Fatal Folklore Trilogy

Fatal Folklore Trilogy

Written by:  Bill Schweigart

Reviewed by:  Joe Bones

Genre:  Fantasy / Horror

Series Score: 3.5/5

Sometimes, you just want to turn off your brain and take in a story about monsters. Whether it be a creature feature film or a novel about the things that go bump in the night, tales about monsters are a mainstay of entertainment. In the Fatal Folklore trilogy, Bill Schweigart takes the monster-based horror concept but swaps out the standard monsters for creatures from mythology and folklore. This combination puts a refreshing spin on genres that are dominated by sexy vampires or brooding werewolves. The horrors from the lore of several different cultures are on full display in all three books in this trilogy. If you are in the mood for a good monster mash, I recommend this series.
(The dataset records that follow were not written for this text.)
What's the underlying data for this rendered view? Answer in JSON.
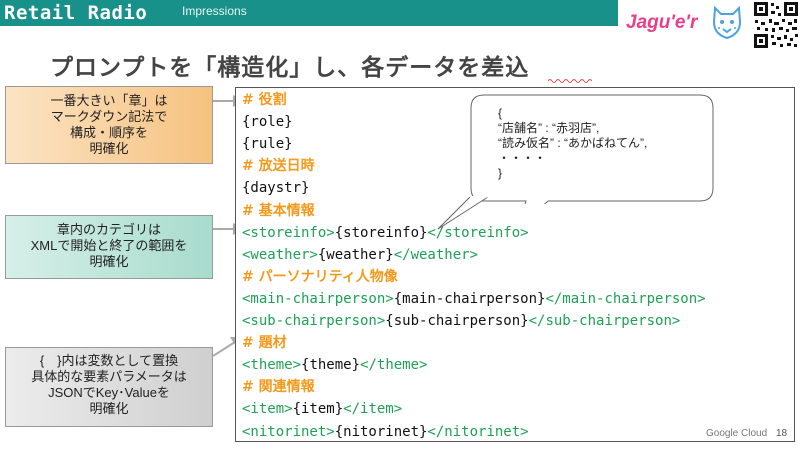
{
  "header": {
    "brand": "Retail Radio",
    "subtitle": "Impressions",
    "logo_text": "Jagu'e'r"
  },
  "title": "プロンプトを「構造化」し、各データを差込",
  "notes": [
    [
      "一番大きい「章」は",
      "マークダウン記法で",
      "構成・順序を",
      "明確化"
    ],
    [
      "章内のカテゴリは",
      "XMLで開始と終了の範囲を",
      "明確化"
    ],
    [
      "{　}内は変数として置換",
      "具体的な要素パラメータは",
      "JSONでKey･Valueを",
      "明確化"
    ]
  ],
  "code_lines": [
    {
      "kind": "header",
      "text": "# 役割"
    },
    {
      "kind": "var",
      "text": "{role}"
    },
    {
      "kind": "var",
      "text": "{rule}"
    },
    {
      "kind": "header",
      "text": "# 放送日時"
    },
    {
      "kind": "var",
      "text": "{daystr}"
    },
    {
      "kind": "header",
      "text": "# 基本情報"
    },
    {
      "kind": "xml",
      "open": "<storeinfo>",
      "var": "{storeinfo}",
      "close": "</storeinfo>"
    },
    {
      "kind": "xml",
      "open": "<weather>",
      "var": "{weather}",
      "close": "</weather>"
    },
    {
      "kind": "header",
      "text": "# パーソナリティ人物像"
    },
    {
      "kind": "xml",
      "open": "<main-chairperson>",
      "var": "{main-chairperson}",
      "close": "</main-chairperson>"
    },
    {
      "kind": "xml",
      "open": "<sub-chairperson>",
      "var": "{sub-chairperson}",
      "close": "</sub-chairperson>"
    },
    {
      "kind": "header",
      "text": "# 題材"
    },
    {
      "kind": "xml",
      "open": "<theme>",
      "var": "{theme}",
      "close": "</theme>"
    },
    {
      "kind": "header",
      "text": "# 関連情報"
    },
    {
      "kind": "xml",
      "open": "<item>",
      "var": "{item}",
      "close": "</item>"
    },
    {
      "kind": "xml",
      "open": "<nitorinet>",
      "var": "{nitorinet}",
      "close": "</nitorinet>"
    }
  ],
  "bubble": [
    "{",
    "“店舗名” : “赤羽店”,",
    "“読み仮名” : “あかばねてん”,",
    "・・・・",
    "}"
  ],
  "footer": {
    "cloud_label": "Google Cloud",
    "page_number": "18"
  },
  "colors": {
    "header_bar": "#17918a",
    "section_header": "#f39a1e",
    "xml_tag": "#1ea055",
    "logo_pink": "#e83e8c"
  }
}
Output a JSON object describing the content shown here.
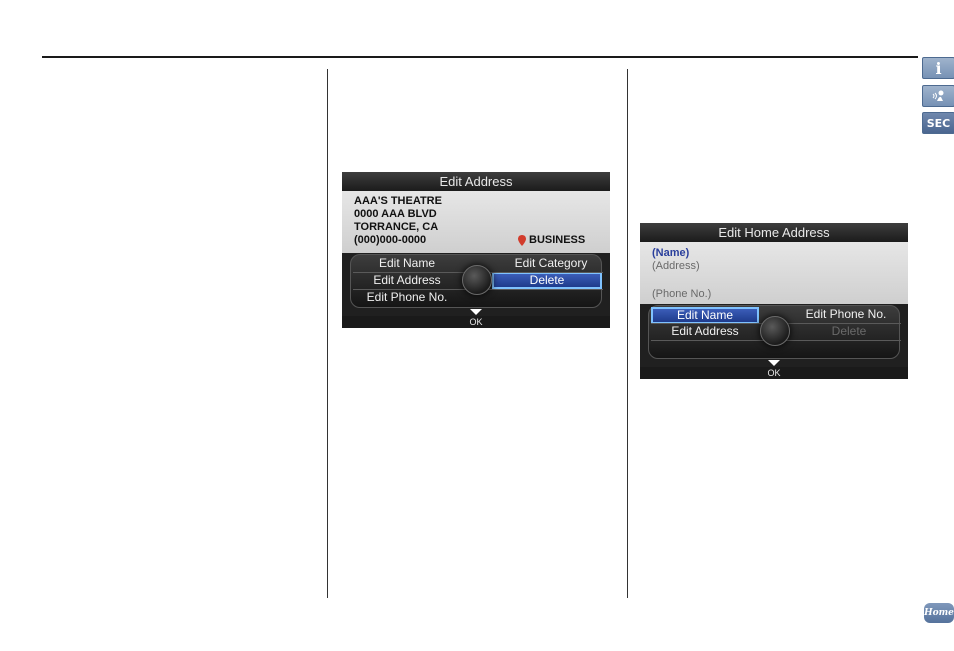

Read on, as I give a brief review of the three books in the trilogy.

The Beast of Bancroft

Score: 1.5 / 5

The first book in the Fatal Folklore trilogy, The Beast of Bancroft, is admittedly lackluster when compared to its two sequels. Yet it stays just entertaining enough to make the reader want to see where the conclusion takes the novel. The two main characters of the series, Ben and Lindsey, get the majority of their character development in this novel. The trade off though is that this novel has a lot less action than its sequels. Even with more dialogue than action, this novel sets up a solid foundation for the two subsequent novels. The Beast of Bancroft has a few exciting sequences, as well as an intriguing twist, but is overall the lowest quality story in the trilogy.


Score: 3 / 5

With the background of the main characters set up, Northwoods kicks the trilogy into high gear. It is definitely the most exciting book in the trilogy. It’s much more of a thriller than the first book and introduces a fun new character in CBP Agent Davis. It also gives a lot of depth to Alex Standing Cloud, who was only a minor player in the first book. My only complaint with Northwoods is that too much of the character-based conflict centers around Ben and Lindsey’s relationship. Even after putting each through a near-death experience and describing the destruction of an entire town, Schweigart focuses more than necessary on petty squabbles between his two main characters. Although this negatively effects the overall story’s pacing, Schweigart is eventually able to reverse course by giving the reader an exhilarating conclusion.

The Devil’s Colony

Score: 3.5 / 5

The Devil’s Colony, the final book in the trilogy, picks up where Northwoods leaves off. Schweigart wisely inserts an element of mystery into the final entry of this series. Ben and Lindsey go undercover to infiltrate a group of white supremacists who are seemingly connected to the Cryptid attacks from the previous books. This third installment is a true thriller, and the stakes the characters are facing keep getting higher until finally culminating in an electrifying climax. Schweigart also does a good job of connecting the various characters’ growth and experiences from the previous two books. Everything comes full circle and ties up nicely.

Overall, the Fatal Folklore trilogy is very enjoyable. It may not redefine the creature-feature genre, but it does add some nice new twists to the existing formula and shies away from tropes that have been very common in recent stories of monsters and supernatural creatures. Check this series out if you’re in the mood for exciting, fast paced tales of man vs. monster.